Trade and industry deputy minister Bulelani Magwanishe will deliver a country statement at the symposium as SA aims to promote its programmes and activities, and showcase SA's capabilities in space science, space engineering, space operations, Earth observations and space regulations.
The forum commemorates the 50th anniversary of the ground-breaking 1968 UN Conference on the Exploration and Peaceful Uses of Outer Space, the original UNISPACE.
"South Africa's participation in these celebrations re-affirms our commitment in the crafting of the future of space governance that enables space-derived economic and social benefits through the Space 2030 Agenda," says Magwanishe.
"We gather here at a critical time when the international community has commenced with the implementation of the 2030 Agenda for the achievement of Sustainable Development Goals. South Africa is fully committed to this effort, particularly in building partnerships and strengthening international cooperation in space activities and making sure our people benefit from space technologies."
Magwanishe is leading a South African delegation that comprises officials from the departments of trade and industry (DTI), international relations and cooperation, science and technology, telecoms and postal services (DTPS), the South African Council for Space Affairs and the South African National Space Agency.
The symposium has been running all week and the 61st session of the United Nations Committee on the Peaceful Uses of Outer Space (UNCOPUOS) will get under way on Friday and run until 29 June.
Magwanishe says SA is a respected member of UNCOPUOS and its sub-committees, and will continue to play a leadership role within the United Nations multilateral system. This will be through ongoing active participation, and enhancing international cooperation with key partners for the development of the industry.
"We are committed to actively engage UNCOPUOS on possible reforms of the structures of global space governance in order to take into account the increasing number of new space actors, and the increasing importance of commercial space actors in the international space environment. [This is] all within the context of ensuring the long term sustainability of outer space activities," Magwanishe adds.
The goal for the UNISPACE+50 is for UNCOPUOS to recognise the achievement over the past 50 years and endorse a resolution that will be submitted to the General Assembly later in the year.
There will also be industry engagements through the side-line exhibition that is organised for various industry players, where SA will showcase its capabilities within the space industry.

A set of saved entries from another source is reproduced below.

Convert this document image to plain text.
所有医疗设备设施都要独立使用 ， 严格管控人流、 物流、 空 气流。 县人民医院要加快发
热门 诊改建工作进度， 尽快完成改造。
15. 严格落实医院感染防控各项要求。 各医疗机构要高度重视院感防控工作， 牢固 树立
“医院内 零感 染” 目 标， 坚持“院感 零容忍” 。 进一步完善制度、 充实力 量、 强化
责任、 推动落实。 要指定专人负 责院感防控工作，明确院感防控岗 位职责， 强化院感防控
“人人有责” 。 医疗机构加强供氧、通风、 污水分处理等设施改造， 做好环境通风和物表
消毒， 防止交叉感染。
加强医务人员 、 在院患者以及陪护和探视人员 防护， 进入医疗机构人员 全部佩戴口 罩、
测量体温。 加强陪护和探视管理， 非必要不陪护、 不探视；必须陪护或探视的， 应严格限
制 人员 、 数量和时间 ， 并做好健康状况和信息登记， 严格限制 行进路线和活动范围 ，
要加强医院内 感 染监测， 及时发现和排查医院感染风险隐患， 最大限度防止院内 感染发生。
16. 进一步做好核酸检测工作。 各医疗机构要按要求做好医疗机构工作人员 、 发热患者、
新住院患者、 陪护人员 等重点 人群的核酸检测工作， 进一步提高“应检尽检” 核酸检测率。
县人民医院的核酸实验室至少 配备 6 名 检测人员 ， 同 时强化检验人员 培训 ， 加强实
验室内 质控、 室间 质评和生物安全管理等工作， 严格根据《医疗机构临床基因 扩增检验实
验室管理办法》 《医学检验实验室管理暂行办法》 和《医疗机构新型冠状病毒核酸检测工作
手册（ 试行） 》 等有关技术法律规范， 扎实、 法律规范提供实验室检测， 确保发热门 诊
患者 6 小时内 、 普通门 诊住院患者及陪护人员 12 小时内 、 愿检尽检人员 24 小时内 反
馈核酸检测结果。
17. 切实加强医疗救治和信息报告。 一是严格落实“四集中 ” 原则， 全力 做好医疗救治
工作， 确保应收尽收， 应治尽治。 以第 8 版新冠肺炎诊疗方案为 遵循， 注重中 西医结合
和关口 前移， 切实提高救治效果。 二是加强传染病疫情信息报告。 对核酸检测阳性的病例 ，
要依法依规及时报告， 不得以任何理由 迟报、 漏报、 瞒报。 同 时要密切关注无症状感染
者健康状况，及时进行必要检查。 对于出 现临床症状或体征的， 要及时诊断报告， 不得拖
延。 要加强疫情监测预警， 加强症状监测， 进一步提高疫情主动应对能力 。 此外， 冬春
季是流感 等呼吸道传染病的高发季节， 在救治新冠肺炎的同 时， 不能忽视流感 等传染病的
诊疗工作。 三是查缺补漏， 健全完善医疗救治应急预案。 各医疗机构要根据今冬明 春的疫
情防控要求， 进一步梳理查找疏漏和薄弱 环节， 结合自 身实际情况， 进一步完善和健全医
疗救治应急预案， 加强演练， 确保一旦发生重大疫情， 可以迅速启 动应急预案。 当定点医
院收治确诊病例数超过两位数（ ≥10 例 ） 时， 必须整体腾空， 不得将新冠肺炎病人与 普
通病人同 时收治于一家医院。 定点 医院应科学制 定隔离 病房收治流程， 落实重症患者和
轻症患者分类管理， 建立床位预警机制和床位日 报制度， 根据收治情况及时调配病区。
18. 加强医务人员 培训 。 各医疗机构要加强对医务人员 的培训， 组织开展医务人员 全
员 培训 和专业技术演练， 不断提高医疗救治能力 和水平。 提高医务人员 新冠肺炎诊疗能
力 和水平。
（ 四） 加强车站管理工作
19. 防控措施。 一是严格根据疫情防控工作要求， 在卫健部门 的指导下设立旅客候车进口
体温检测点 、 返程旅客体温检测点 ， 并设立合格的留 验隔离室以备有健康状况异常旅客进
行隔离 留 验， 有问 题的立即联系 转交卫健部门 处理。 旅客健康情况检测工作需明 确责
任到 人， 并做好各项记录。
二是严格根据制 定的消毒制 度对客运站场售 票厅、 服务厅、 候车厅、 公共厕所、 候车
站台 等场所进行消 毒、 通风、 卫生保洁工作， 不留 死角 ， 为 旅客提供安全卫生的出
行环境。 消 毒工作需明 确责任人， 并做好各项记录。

Magwanishe says the DTI, as the custodian of the primary legislative regime, has the responsibility of ensuring SA makes a meaningful contribution to the work of the UNCOPUOS committee, and to further ensure the interests of the nation are considered. He believes attending and making contributions during the meeting will be beneficial to the country's space industry.
Space science for all
After "relentless" progress in space technology, the focus for the international community must now shift to ensuring the benefits of space science are available to everyone, everywhere, according to Simonetta Di Pippo, director of the UN Office for Outer Space Affairs.
She told the symposium that space technology had become a "fundamental pillar" of 21st century society, driving development worldwide.
"What remains to be seen, however, is how we can work collectively to organise our efforts across the board to deliver the full potential of space for sustainable development."
Di Pippo said space is the vital enabler to realise the ambitions set by global goals, including the 2030 Agenda for Sustainable Development, as well as the Paris Agreement on Climate Change and the Sendai Framework to reduce the risk and impact of disasters across the world.
The impact of global cooperation in using space for sustainable development cannot be overstated, she added.
"From city halls to the UN General Assembly, when policy-makers need to see the big picture to make well-informed policy decisions, they are turning to space," said Di Pippo. "The challenge is to ensure the tools and information space can provide are helping to make effective policy in all corners of the world."
David Kendall, chairperson of the UNCOPUOS, said the increasing involvement of UN member states in the committee was a reflection of the increasing importance that countries around the world attach to the frontier science.
"Member states are now realising more and more that space is an essential element in delivering their programmes to their citizens," he said.
The need, therefore, is to develop "new directions and thinking" in relation to the governance of outer space, he added.
SA space programme
DTPS deputy minister Stella Ndabeni-Abrahams also touted SA's space capabilities at the AfricaCom 2017 conference in Cape Town last November, saying SA has a well-developed space programme.
"To date, we have procured launches for five satellites. There are also plans to put an Earth observation satellite into service in the next few years," she said.
"In December 2008, Cabinet approved the National Space Policy and the National Space Strategy. In this respect, the South African Council for Space Affairs is responsible for the regulation and licensing of national space activities, while the South African National Space Agency is responsible for the implementation of the national space strategy for all government departments."
In December 2017, in collaboration with the United Nations Office for Outer Space Affairs, SA hosted the United Nations/South Africa Symposium on Basic Space Technology in Stellenbosch.